Michael Ezzell won a gold medal for his pork chops.
He chased that award for nine years before he finally earned it in 2007.
He was only 9 years old when he first presented his pork chops at a North Carolina 4-H food-demonstration show in Richmond County.
Since the ’70s, school-age 4-H youth have competed in such county- and state-level competitions, in categories from beef char-grill to egg cookery.
“That first year I competed, I was really nervous and didn’t really know much,” Ezzell says. “But after that, I was hooked and wanted the gold.”
So he searched in food magazines and found a marinade for pork chops. With his parents’ help, he tested and tweaked the recipe to his liking. He came up with something a little tart, with some heat.
The marinade includes Italian dressing and Dijon mustard, a splash of hot sauce, and a dash of cayenne pepper.
The recipe helped Ezzell advance from the county-level food show to the state level. There, he competed in the pork-cookery category against as many as a dozen other 4-H members from across North Carolina.
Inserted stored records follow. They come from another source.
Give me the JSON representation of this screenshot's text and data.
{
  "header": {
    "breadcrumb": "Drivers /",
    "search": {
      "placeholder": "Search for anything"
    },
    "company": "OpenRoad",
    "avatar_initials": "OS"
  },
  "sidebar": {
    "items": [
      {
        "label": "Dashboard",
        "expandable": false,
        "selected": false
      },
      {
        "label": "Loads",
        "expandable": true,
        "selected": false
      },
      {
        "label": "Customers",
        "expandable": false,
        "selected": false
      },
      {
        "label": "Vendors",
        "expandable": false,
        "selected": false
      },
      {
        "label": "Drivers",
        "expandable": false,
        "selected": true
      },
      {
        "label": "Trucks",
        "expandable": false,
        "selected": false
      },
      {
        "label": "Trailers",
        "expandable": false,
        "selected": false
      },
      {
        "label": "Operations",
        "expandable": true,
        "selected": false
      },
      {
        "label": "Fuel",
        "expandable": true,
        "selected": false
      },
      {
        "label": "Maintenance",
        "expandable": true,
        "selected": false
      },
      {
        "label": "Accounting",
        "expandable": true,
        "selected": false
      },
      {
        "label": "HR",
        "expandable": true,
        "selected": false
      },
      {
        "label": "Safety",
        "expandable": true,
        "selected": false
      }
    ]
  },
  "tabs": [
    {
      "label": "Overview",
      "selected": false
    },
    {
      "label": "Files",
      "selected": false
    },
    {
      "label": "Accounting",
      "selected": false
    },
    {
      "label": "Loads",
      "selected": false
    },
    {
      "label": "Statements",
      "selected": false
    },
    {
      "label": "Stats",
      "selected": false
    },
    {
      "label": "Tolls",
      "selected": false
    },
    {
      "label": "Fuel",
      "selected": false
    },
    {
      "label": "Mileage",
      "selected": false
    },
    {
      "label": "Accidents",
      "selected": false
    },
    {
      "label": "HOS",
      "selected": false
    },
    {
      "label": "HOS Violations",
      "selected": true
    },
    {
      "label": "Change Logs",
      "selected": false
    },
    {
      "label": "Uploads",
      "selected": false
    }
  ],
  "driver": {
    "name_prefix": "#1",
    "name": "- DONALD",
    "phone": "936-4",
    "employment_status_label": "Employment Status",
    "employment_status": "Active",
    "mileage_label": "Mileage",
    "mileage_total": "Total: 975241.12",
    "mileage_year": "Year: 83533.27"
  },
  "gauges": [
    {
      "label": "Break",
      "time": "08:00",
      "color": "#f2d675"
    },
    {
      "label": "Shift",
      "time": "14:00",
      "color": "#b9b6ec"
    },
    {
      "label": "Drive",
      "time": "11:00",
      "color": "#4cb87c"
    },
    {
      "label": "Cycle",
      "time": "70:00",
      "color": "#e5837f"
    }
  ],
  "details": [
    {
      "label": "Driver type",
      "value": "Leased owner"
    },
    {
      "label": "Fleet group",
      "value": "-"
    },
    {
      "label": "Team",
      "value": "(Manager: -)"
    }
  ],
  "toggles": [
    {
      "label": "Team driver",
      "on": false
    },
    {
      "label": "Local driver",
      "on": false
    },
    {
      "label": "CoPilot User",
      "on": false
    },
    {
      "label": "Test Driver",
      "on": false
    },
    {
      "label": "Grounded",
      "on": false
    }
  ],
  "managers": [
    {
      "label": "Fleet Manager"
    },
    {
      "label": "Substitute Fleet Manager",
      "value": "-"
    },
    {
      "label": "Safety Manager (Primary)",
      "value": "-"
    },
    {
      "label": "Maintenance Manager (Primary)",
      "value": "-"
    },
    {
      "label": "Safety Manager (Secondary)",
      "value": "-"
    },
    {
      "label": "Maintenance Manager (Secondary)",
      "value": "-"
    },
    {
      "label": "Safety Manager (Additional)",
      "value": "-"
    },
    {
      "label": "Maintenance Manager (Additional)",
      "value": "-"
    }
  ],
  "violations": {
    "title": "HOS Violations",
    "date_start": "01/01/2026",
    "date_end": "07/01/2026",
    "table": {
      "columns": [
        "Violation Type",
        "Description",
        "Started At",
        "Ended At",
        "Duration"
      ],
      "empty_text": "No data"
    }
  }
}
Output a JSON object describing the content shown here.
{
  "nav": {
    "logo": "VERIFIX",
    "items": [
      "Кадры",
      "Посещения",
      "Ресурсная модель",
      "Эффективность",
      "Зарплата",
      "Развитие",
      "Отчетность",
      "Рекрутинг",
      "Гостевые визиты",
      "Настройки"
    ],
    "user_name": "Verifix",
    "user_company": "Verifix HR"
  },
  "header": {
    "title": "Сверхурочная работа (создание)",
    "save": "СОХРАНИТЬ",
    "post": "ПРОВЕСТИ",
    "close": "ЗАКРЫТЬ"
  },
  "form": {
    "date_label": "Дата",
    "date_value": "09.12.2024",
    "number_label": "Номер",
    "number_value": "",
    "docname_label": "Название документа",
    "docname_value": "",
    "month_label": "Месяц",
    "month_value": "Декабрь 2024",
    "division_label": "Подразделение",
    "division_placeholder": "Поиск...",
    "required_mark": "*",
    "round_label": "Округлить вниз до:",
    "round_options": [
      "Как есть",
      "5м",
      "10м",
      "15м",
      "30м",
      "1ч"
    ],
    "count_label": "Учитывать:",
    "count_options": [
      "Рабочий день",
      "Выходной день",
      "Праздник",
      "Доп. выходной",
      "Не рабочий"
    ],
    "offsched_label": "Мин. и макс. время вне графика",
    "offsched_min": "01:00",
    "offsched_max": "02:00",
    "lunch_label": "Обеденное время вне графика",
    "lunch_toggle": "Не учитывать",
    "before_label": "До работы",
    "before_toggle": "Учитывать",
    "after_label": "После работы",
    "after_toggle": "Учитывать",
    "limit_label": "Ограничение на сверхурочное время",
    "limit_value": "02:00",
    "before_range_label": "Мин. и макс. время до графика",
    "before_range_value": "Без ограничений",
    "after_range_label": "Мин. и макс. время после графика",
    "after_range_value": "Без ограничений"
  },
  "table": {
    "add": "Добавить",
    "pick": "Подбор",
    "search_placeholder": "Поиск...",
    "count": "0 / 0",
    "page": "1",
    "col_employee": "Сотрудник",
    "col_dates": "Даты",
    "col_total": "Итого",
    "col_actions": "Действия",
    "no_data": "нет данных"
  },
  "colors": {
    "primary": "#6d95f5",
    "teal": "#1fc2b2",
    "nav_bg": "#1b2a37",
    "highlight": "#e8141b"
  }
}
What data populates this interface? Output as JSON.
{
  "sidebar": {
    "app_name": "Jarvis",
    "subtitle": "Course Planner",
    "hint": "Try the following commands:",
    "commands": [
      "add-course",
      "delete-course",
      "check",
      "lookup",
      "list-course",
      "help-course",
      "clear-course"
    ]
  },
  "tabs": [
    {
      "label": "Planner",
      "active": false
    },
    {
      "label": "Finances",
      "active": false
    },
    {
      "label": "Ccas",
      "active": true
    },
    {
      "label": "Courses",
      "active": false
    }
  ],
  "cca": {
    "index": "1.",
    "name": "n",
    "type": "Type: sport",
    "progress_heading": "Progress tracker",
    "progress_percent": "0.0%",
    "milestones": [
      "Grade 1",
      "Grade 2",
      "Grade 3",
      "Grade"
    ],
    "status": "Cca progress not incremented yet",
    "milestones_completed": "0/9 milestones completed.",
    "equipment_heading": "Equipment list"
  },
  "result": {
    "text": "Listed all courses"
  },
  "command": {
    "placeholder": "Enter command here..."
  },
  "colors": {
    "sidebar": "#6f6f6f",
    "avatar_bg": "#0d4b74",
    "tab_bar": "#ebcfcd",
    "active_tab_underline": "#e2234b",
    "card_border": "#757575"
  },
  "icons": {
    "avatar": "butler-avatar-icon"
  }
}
Like Ezzell, those cooks were young but talented.
In 2009, when N.C. 4-H decided to publish a cookbook to commemorate its centennial, the organization asked Ezzell and the others to contribute their award-winning recipes.
Every entry in the cookbook once placed at either the county or state competitions.
Ezzell submitted his recipe for pork chops and one for grilled, marinated vegetables, which was a side dish to the pork chops that won him a state gold medal.
Ezzell is 23 now, too old to be in 4-H, but he’s proud of his accomplishment. The gold medal, yes, but more important, that his name is part of a legacy of good cooks.